Em certa época do ano os barcos regressavam vazios, e não tinha lanço porque a tainha não vinha e também quase não havia ninguém para atravessar o rio. No entanto, ainda havia os jangadeiros que saíam pela madrugada.

Bem-te-vi avistou as jangadas chegando, correu para ajudar com os cepos e empurrar a embarcação para terra firme. Semana boa não precisava ir longe,
perto de casa mesmo os anzóis traziam peixe graúdo, cavalas e guarajubas que davam gosto de ver.

Mas ele não viu nada no lastro, e o samburá não parecia estar cheio. O homem balançou a cabeça negativamente para Bem-te-vi. Não tinha peixe. O menino espremeu o rosto querendo chorar. Em casa a mãe esperava por qualquer coisa para alimentar a família. O homem leu os pensamentos do menino, abriu o samburá murcho, retirou um peixe. “Tome, leve pra casa. Essa noite vocês não passam fome!”

Depressa e feliz o menino subiu o barranco de areia, desaparecendo entre as palhoças e as pequenas embarcações. Corria para entregar o peixe à mãe quando seu corpo foi bruscamente arremessado para o chão. Outro corpo desabou sobre o dele como uma avalanche.

Peroba era uma espécie de rato da praia, um tipo amargo, criado num ambiente miserável e de completo desajuste familiar. A vida de pedinte tornara a mãe alcóolatra e usuária de drogas, o pai também acabara degenerado pelas drogas e levado a cometer roubos e assaltos, crimes que lhe renderam anos de reclusão e uma mente ainda mais perturbada. O moleque seguia os passos do pai, era sua encarnação, a reencarnação da revolta. Com porte físico superior à maioria dos meninos da região, Peroba levava a vida a persegui-los e ameaçá-los.
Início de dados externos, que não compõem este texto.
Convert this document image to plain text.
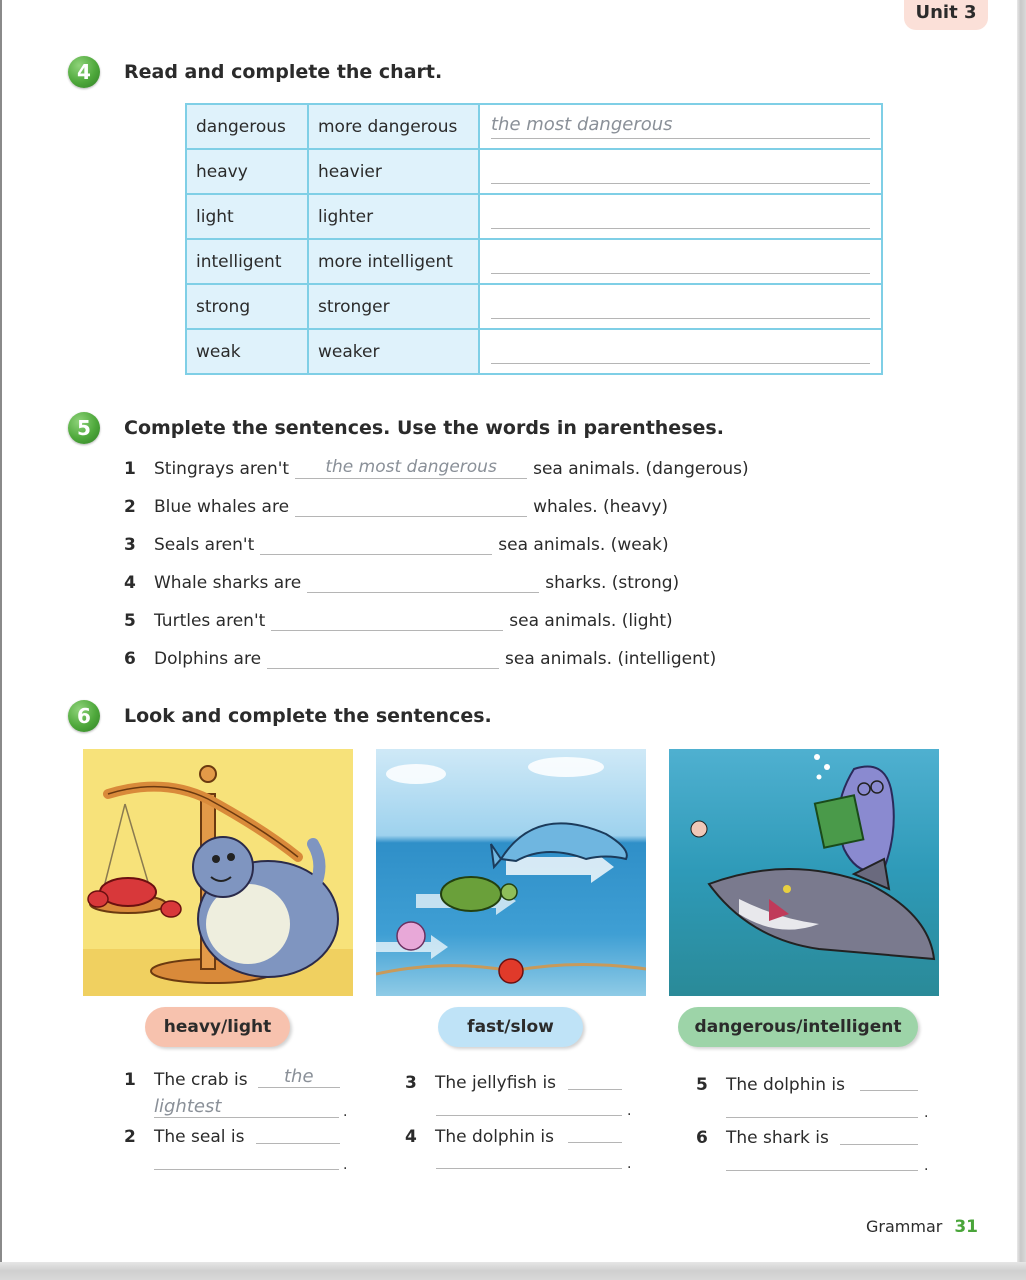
Unit 3
4	Read and complete the chart.
dangerous	more dangerous	the most dangerous

heavy	heavier	

light	lighter	

intelligent	more intelligent	

strong	stronger	

weak	weaker	
5	Complete the sentences. Use the words in parentheses.
1	Stingrays aren't	the most dangerous	sea animals. (dangerous)
2	Blue whales are	whales. (heavy)
3	Seals aren't	sea animals. (weak)
4	Whale sharks are	sharks. (strong)
5	Turtles aren't	sea animals. (light)
6	Dolphins are	sea animals. (intelligent)
6	Look and complete the sentences.
heavy/light	fast/slow	dangerous/intelligent
1 The crab is the
lightest	.
2 The seal is
.
3 The jellyfish is
.
4 The dolphin is
.
5 The dolphin is
.
6 The shark is
.
Grammar 31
Bem-te-vi chegou em casa choroso, olho inchado e sem o peixe. Naquela noite, em vez de pirão e carne, a mãe teve que preparar garapa de açúcar para enganar a fome dos filhos.

CUITÉ, inverno de 1977

Zeca tinha 15 de idade e morava com a irmã, Maria Helena e seis filhos. O marido havia morrido, de repente, deixando o peso da criação inteiramente nas mãos de Maria, que vivia debruçada sobre a máquina de costura. Mas eram seis filhos, o que ganhava não dava para garantir a mantença da casa. Para piorar, vez ou outra as encomendas escasseavam e nem sempre os clientes pagavam na hora da entrega. Zeca saía para deixar as roupas, era comum ouvir alguém dizer: "Diga a Maria que mando pagar".
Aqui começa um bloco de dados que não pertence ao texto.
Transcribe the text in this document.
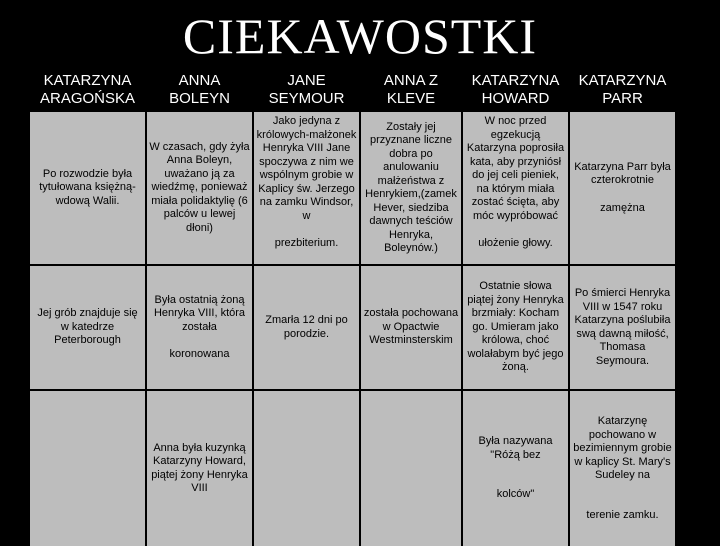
CIEKAWOSTKI
KATARZYNA
ARAGOŃSKA
ANNA
BOLEYN
JANE
SEYMOUR
ANNA Z
KLEVE
KATARZYNA
HOWARD
KATARZYNA
PARR
Po rozwodzie była tytułowana księżną- wdową Walii.
W czasach, gdy żyła Anna Boleyn, uważano ją za wiedźmę, ponieważ miała polidaktylię (6 palców u lewej dłoni)
Jako jedyna z królowych-małżonek Henryka VIII Jane spoczywa z nim we wspólnym grobie w Kaplicy św. Jerzego na zamku Windsor, w
prezbiterium.
Zostały jej przyznane liczne dobra po anulowaniu małżeństwa z Henrykiem,(zamek Hever, siedziba dawnych teściów Henryka, Boleynów.)
W noc przed egzekucją Katarzyna poprosiła kata, aby przyniósł do jej celi pieniek, na którym miała zostać ścięta, aby móc wypróbować
ułożenie głowy.
Katarzyna Parr była czterokrotnie
zamężna
Jej grób znajduje się w katedrze Peterborough
Była ostatnią żoną Henryka VIII, która została
koronowana
Zmarła 12 dni po porodzie.
została pochowana w Opactwie Westminsterskim
Ostatnie słowa piątej żony Henryka brzmiały: Kocham go. Umieram jako królowa, choć wolałabym być jego żoną.
Po śmierci Henryka VIII w 1547 roku Katarzyna poślubiła swą dawną miłość, Thomasa Seymoura.
Anna była kuzynką Katarzyny Howard, piątej żony Henryka VIII
Była nazywana "Różą bez
kolców"
Katarzynę pochowano w bezimiennym grobie w kaplicy St. Mary's Sudeley na
terenie zamku.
Com vergonha de cobrar, Zeca voltava com as mãos limpas. Ao ver o irmão cabisbaixo a costureira enchia os olhos d´água.

— Querem pressa para receber e parece que não sabem que precisamos comer — resmungou.

A dívida na mercearia corria às alturas, o vendedor já fora generoso demais. Não era pra ir à mercearia.

— Não – disse Maria. – Vamos comer o que temos.

E tudo o que havia era feijão com arroz. Para a noite, apenas o que sobrasse do almoço. Chegou a noite e o vento frio uivou ruidosamente através do telhado úmido. A janta foi cedo, quase nada. Para os filhos pegarem no sono Maria Helena fez garapa de açúcar.

Dias se passarem e Zeca disse à irmã:

— Vou embora para Natal.

— Viver de quê, Zeca? Tu és um menino ainda...

— Ajudei seu Pedro aqui na oficina, posso fazer o mesmo por lá. O irmão dele também vai, é mecânico, tem emprego certo, me chamou para ir junto.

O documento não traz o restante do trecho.